George F. Kull, who had been on the staff of a Fox River Valley newspaper, was hired in 1919 as WMA’s first executive secretary and manager. He also became its first full time lobbyist, working at the WMA office in Madison. Kull served on the Workmen’s Compensation Advisory Council, and was named a member of the Unemployment Compensation Advisory Committee when it was organized in the mid 30’s. Kull hired a staff member to travel around Wisconsin explaining the free enterprise system to school children. Under his guidance, membership reached 600.
Robert Ewens succeeded Kull as executive secretary in 1946. He helped to organize statewide manufacturers’ associations in other states and was considered an effective spokesman in Madison and Washington D.C.
Paul E. Hassett, executive secretary to then Governor Warren P. Knowles, assumed the office of executive secretary in 1970. During Hassett’s term, the Wisconsin Council of Safety became a division of WMA in 1973, and a political action committee was established in 1974. In 1976, after two years of negotiation, WMA merged with the Wisconsin State Chamber of Commerce to become the Wisconsin Association of Manufacturers and Commerce.
In 1981, the WMC Foundation was organized to sponsor Business World, a then week-long program held each summer to help high school students and teachers learn how the free enterprise system works. Hassett initiated the move of the office from Milwaukee to Madison.
James S. Haney replaced Paul Hassett as president in June 1985. The move to Madison became a reality and the association moved into its newly constructed building in May 1986. Along with the move to Madison, the Wisconsin Association of Manufacturers and Commerce became Wisconsin Manufacturers and Commerce (WMC). Over the 75 years, WMC had grown steadily from the original 200 members to more than 3,000.
From 1987 to the present, the success of the WMC government relations team in projecting and accomplishing a proactive business agenda has been second-to-none. Staff additions in the areas of environmental, taxation, energy, transportation, health care and human resources policy have strengthened WMC’s in-house expertise.
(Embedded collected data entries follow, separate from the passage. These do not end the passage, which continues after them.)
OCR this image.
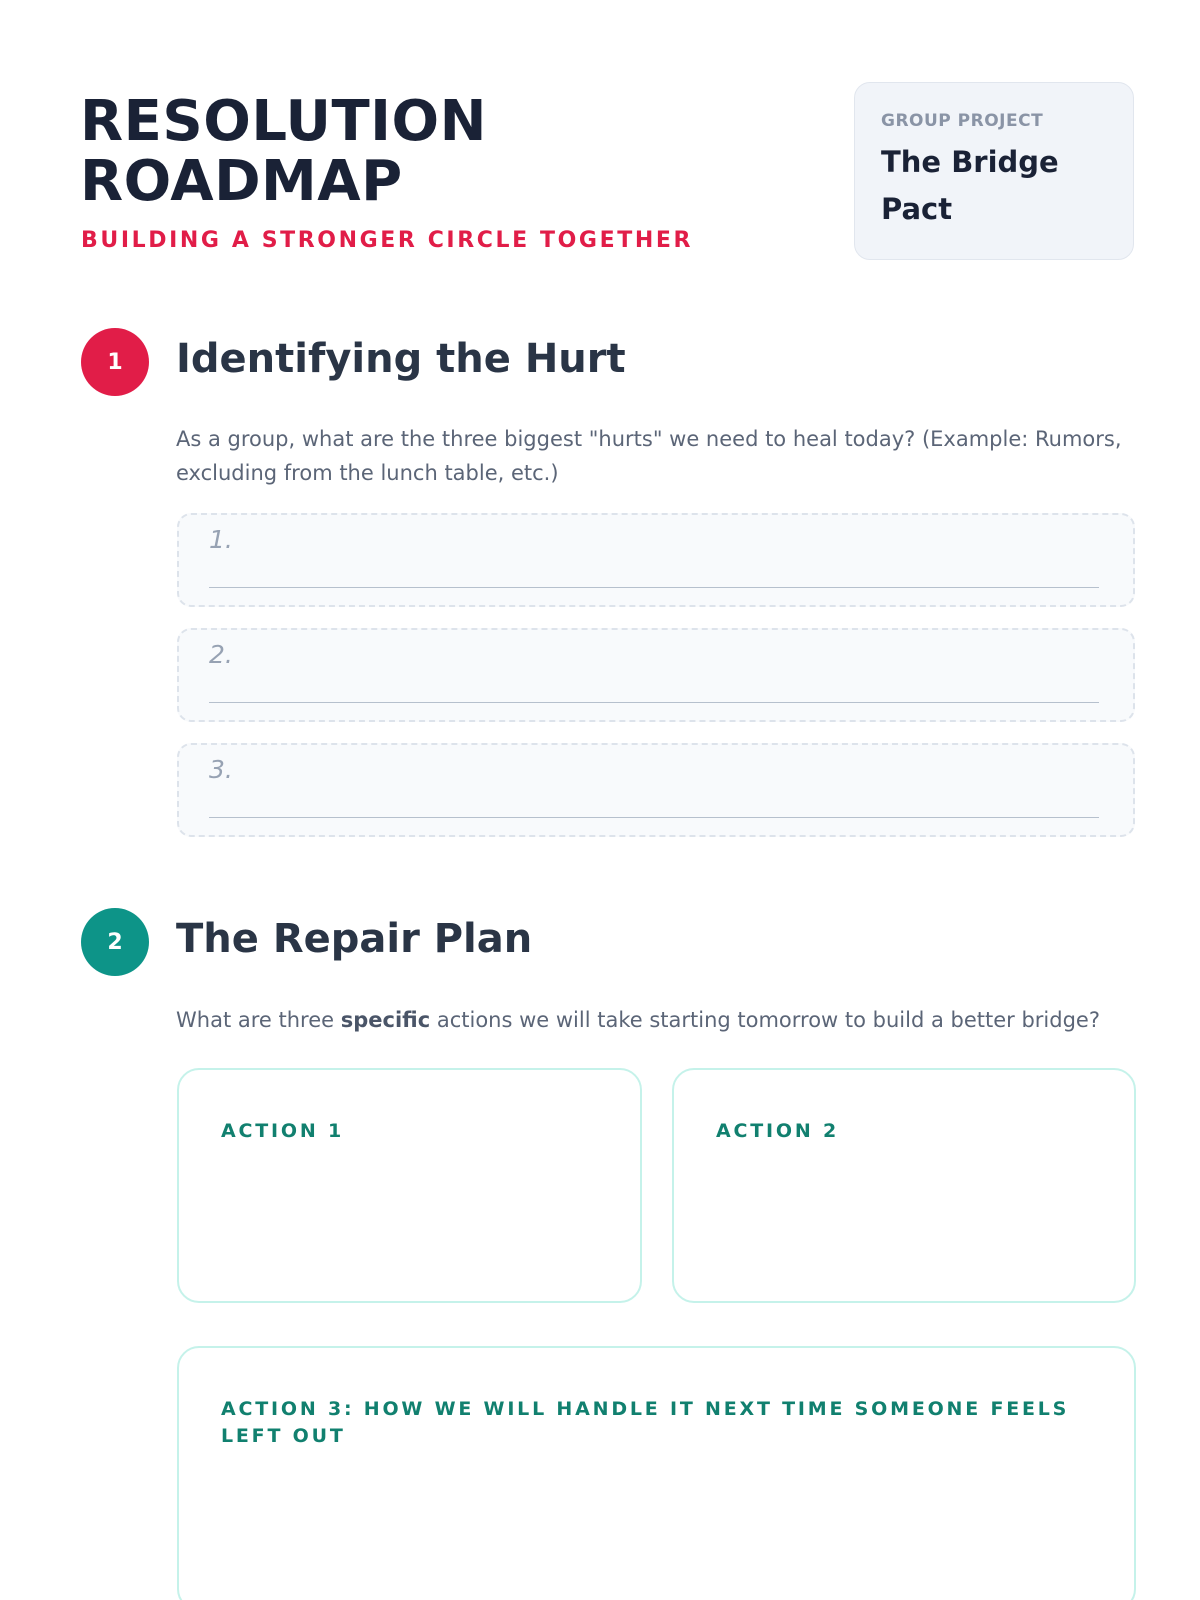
RESOLUTION
ROADMAP
BUILDING A STRONGER CIRCLE TOGETHER
GROUP PROJECT
The Bridge Pact
1	Identifying the Hurt

As a group, what are the three biggest "hurts" we need to heal today? (Example: Rumors, excluding from the lunch table, etc.)

1.
2.
3.
2	The Repair Plan

What are three specific actions we will take starting tomorrow to build a better bridge?

ACTION 1	ACTION 2
ACTION 3: HOW WE WILL HANDLE IT NEXT TIME SOMEONE FEELS LEFT OUT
Kurt R. Bauer became the fifth chief staff executive of WMC in March 2011, the same year WMC celebrated its 100th anniversary. Under Bauer’s watch Wisconsin became the 25th Right-to-Work state and adopted a landmark manufacturers and agricultural production tax credit. Those reforms, along with many others, fundamentally improved Wisconsin’s business climate. Bauer also oversaw the first remodel of the WMC Building since its construction and created the Coolest Thing Made in Wisconsin contest to promote manufacturing. In 2020, WMC was recognized by its peers as State Chamber of the Year.
Bauer and his team at WMC will continue to work tirelessly to act as Wisconsin’s business voice and advocate on behalf of all businesses in Wisconsin to make the Badger State the most competitive state in which to do business.